Why is SD-WAN Critical to Your IT Strategy

October 23, 2017
Justin Rice
Director, SD-WAN and NaaS

Part 1 – Legacy WANs are Complex. 

Historically, WANs (Wide Area Networks) are complex. In a distributed enterprise with multiple locations, you had to invest in dedicated MPLS circuits to connect all sites together.  Even then, you weren’t able to get the bandwidth necessary to truly meet the needs of your business.  For example, you’d have to purchase a T1 at all of your branch locations from your service provider for the MPLS connectivity.  That provider would then place a router at the edge of your network, which you do not have access to, route all traffic back to a head end.

In this type of deployment, you had one primary goal:  Give me a private, dedicated circuit to connect to my head end that has consistent quality and reliability to ensure by business does not suffer.

MPLS was a great solution at the time because the transition to the cloud really hadn’t started.  All of your compute (servers, etc), was still on premise, as were your applications and storage.  You HAD to connect back to a head end, so what better way than MPLS?

To meet this goal, you HAD to invest in this technology.  First off, lower cost bandwidth was nowhere near as reliable and you certainly couldn’t get quantity of bandwidth that is readily available today.  A simple cost/benefit analysis would prove that this just wasn’t an option.

The downside of the MPLS investment is two-fold:  1. Lack of bandwidth speed, and not easily scalable.  2. Lack of visibility.  Sure, you’re getting better quality and reliability – no argument there; however, you can’t truly see what’s happening across the MPLS network, you can’t guarantee control of your applications, and you have no real mechanism to hold your MPLS provider accountable if they are not meeting their SLA.

Part 2 – Movement to the Cloud. 

As the 2010s came around, there has been a historic shift to “Cloud Services”.  It’s almost cliché to a point, but it’s true.  There is such a large shift in cloud investments, that keeping services on premise is becoming a rarity.  For example, Amazon Web Services (AWS) and Microsoft Azure are making on premise compute and data centers essentially obsolete.  They make it so easy to spin up and migrate data centers to the cloud  that businesses are able to become more nimble than ever before.  The same rings true for phone systems.  You used to have to invest in a large phone system that would sit in a telecom closet somewhere in your facility.  If your building lost power, you were done.  Now, if you buy an on premise phone system you are in the minority.  Cloud Phone Systems give you so much more flexibility and features than an on-premise ever would.

Those two are the low hanging fruit, but let’s not forget about Software-as-a-Service.  The days of keeping local servers for applications such as email, customer relationship management, billing, etc. are long gone.  You can now move almost any application to the cloud to give you much better flexibility, quality, and reliability than ever before  The list goes on and on: Storage, Security, are just a couple of more examples.
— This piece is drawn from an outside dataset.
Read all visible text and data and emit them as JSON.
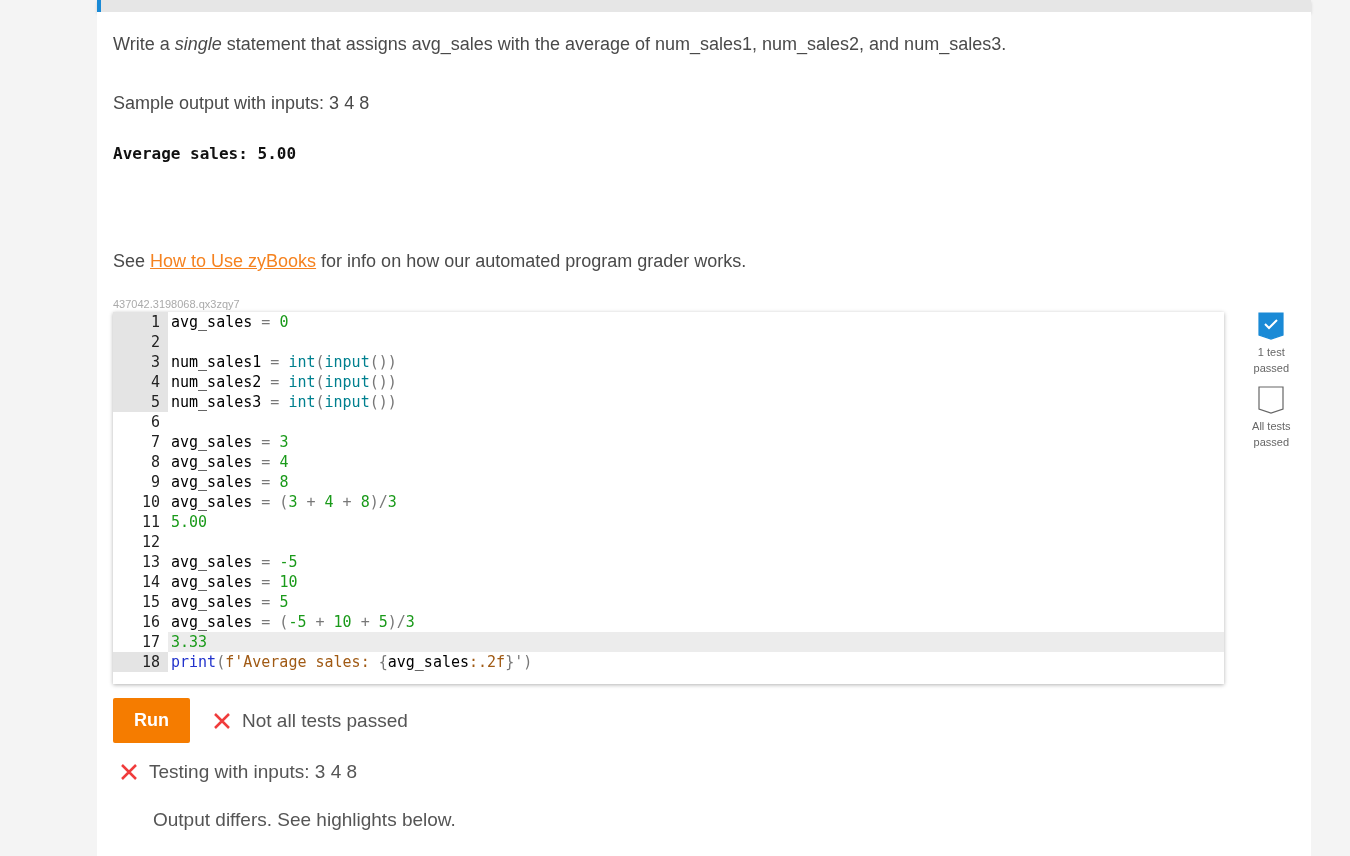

This movement to the cloud has two HUGE implications if a business is still running on a legacy WAN.  1. Not enough bandwidth to support the demand of cloud applications.  2. Can’t guarantee quality and reliability to cloud-hosted applications outside of your existing WAN.

Part 3 – SD-WAN, Another Cloud Service

I mentioned in the last paragraph about all of the services moving to the cloud.  Why does the network have to be any different?  It doesn’t.  This is where SD-WAN comes in.  SD-WAN, by Industry Terms is:

The software-defined wide area network (SDWAN) is a specific application of software-defined networking (SDN) technology applied to WAN connections, which are used to connect enterprise networks – including branch offices and data centers – over large geographic distances.

In the MPLS days, as you are designing the network, you talk in terms of “What kind of bandwidth do I need at the branch location to connect back into my head end”, but there isn’t really a lot of talk around business outcomes.  That conversation changes with SD-WAN, where we start talking about Outcome-Based Networking. 

When we talk about Outcome Based Networking with our clients, we start asking about what applications are critical to your business in order for you to be successful.  Thus, what outcomes do you need from your WAN to make you succeed?